How to do it: Fly to Dublin via Doha with Qatar Airways, then pick up a car or camper van for ultimate freedom. Stay at the marvellous Ice House Hotel (icehousehotel.ie) overlooking the water at Ballina; in Westport, check in at comfortable Knockranny House (knockrannyhousehotel.ie); and enjoy excellent Irish trad music at Matt Molloy's (mattmolloy.com).
— Neil Hegarty
6. Epic Andes Road Trip
What: High Andes peaks, a stunning canyon and Argentina's most important Inca-era archaeological site make this loop around southern Salta the road trip of dreams.

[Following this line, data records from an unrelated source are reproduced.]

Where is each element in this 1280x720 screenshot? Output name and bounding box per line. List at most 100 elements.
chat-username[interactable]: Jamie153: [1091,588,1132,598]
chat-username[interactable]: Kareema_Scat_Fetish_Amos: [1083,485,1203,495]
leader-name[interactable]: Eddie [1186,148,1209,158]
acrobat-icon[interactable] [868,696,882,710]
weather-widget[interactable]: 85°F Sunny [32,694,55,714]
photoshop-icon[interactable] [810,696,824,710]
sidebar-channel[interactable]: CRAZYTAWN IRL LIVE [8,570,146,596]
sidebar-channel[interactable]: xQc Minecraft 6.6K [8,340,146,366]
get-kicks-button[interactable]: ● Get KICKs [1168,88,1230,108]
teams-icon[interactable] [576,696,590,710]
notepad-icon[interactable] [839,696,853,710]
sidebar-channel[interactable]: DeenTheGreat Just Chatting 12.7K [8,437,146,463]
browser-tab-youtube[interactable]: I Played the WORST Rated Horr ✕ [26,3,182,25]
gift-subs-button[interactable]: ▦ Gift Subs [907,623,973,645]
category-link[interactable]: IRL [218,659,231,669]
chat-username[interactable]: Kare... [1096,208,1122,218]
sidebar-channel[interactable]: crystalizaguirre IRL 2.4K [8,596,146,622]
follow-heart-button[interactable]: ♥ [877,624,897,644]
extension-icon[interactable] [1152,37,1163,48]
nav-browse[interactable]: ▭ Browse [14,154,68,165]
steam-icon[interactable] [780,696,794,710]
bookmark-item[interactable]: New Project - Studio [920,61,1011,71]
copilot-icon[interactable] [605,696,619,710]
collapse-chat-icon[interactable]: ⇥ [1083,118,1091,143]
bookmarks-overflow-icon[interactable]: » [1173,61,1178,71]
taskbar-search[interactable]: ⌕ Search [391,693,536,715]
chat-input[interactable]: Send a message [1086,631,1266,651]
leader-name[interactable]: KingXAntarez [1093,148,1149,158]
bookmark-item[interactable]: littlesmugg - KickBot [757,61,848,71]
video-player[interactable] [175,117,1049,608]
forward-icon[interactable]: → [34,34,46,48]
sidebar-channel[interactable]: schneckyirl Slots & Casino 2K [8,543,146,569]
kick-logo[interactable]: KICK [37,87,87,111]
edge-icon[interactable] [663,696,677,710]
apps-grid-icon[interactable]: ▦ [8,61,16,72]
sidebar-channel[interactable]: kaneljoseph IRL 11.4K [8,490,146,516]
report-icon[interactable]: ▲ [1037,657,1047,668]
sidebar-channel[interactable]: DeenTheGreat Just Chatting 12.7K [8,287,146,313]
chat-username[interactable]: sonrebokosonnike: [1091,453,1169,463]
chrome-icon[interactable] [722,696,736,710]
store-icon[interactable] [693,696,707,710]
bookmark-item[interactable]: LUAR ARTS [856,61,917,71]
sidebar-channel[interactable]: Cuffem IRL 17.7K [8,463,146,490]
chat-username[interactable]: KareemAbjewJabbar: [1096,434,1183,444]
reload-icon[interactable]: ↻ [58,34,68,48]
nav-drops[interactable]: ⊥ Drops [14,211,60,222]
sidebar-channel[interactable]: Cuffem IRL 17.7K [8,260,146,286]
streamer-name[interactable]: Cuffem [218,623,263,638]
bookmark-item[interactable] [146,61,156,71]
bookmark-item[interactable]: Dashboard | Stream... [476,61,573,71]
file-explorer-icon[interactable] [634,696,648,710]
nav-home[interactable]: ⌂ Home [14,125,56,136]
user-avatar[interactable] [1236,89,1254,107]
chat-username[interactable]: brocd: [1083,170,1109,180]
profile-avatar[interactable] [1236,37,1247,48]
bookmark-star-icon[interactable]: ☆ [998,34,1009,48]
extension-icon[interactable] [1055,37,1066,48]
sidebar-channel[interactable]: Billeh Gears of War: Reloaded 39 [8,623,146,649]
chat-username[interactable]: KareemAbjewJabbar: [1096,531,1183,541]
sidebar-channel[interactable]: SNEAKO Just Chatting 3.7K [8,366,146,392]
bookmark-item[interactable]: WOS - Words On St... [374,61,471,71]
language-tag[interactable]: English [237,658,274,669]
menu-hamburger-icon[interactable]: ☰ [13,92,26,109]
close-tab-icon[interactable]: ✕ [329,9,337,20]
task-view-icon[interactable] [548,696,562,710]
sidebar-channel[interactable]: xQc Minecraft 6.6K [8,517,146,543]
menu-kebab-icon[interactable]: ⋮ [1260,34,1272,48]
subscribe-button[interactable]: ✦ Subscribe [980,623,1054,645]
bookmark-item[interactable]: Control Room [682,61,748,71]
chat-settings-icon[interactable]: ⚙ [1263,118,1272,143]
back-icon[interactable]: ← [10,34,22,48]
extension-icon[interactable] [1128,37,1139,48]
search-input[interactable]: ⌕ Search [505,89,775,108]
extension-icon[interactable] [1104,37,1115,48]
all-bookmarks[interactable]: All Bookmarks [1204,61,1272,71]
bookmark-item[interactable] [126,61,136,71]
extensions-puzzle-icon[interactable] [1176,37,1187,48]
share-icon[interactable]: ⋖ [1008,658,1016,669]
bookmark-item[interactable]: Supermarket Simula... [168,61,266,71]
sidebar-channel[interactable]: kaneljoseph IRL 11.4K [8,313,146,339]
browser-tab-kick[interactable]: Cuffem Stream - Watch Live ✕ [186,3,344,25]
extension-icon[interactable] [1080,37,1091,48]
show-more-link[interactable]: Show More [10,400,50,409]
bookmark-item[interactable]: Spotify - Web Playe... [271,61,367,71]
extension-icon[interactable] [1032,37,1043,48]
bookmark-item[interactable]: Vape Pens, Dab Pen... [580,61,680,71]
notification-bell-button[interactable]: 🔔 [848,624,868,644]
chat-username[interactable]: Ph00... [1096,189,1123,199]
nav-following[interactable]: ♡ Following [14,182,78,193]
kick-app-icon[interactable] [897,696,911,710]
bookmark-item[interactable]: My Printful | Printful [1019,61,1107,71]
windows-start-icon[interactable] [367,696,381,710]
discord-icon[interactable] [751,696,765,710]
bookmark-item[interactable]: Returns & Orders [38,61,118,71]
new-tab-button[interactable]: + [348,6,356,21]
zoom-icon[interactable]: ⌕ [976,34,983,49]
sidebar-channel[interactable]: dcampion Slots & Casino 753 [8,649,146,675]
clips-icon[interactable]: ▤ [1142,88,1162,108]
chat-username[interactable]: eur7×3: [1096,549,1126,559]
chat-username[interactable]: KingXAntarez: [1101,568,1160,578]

Why it's special: Starting and ending in the handsome city of Salta, known for its colonial buildings, this epic route skirts the Andes on gravel roads en route to the rolling vineyards and townships of the Calchaqui valleys before heading back on an excellent paved highway.
The journey from Salta to Cafayate follows ancient Inca and colonial routes — now forming a section of the Ruta 40 — through rural hamlets and sun-baked foothills studded with tall cacti. The journey back to Salta via the meandering Ruta 68 takes in the Quebrada (Canyon) of the Conchas River, where natural erosion has left deep clefts and surreal formations.
Salta province, while settled by Spanish, Italian and Levantine migrants, retains something of its pre-Columbian heritage. Don't miss Salta city's penas: basic and low-budget, they are a showcase for local folk musicians, with hearty Andean cuisine and wine served to the table.
You'll never forget ... Los Cardones national park, with its towering cactuses — Argentine saguaro — all the way to the horizon.
Insider tip: The Quilmes ruins lie 54km south of the loop. This was once a major pre-Columbian settlement; an excellent museum tells the full story.
How to do it: Air New Zealand flies direct from Auckland to Buenos Aires. Go between April and November.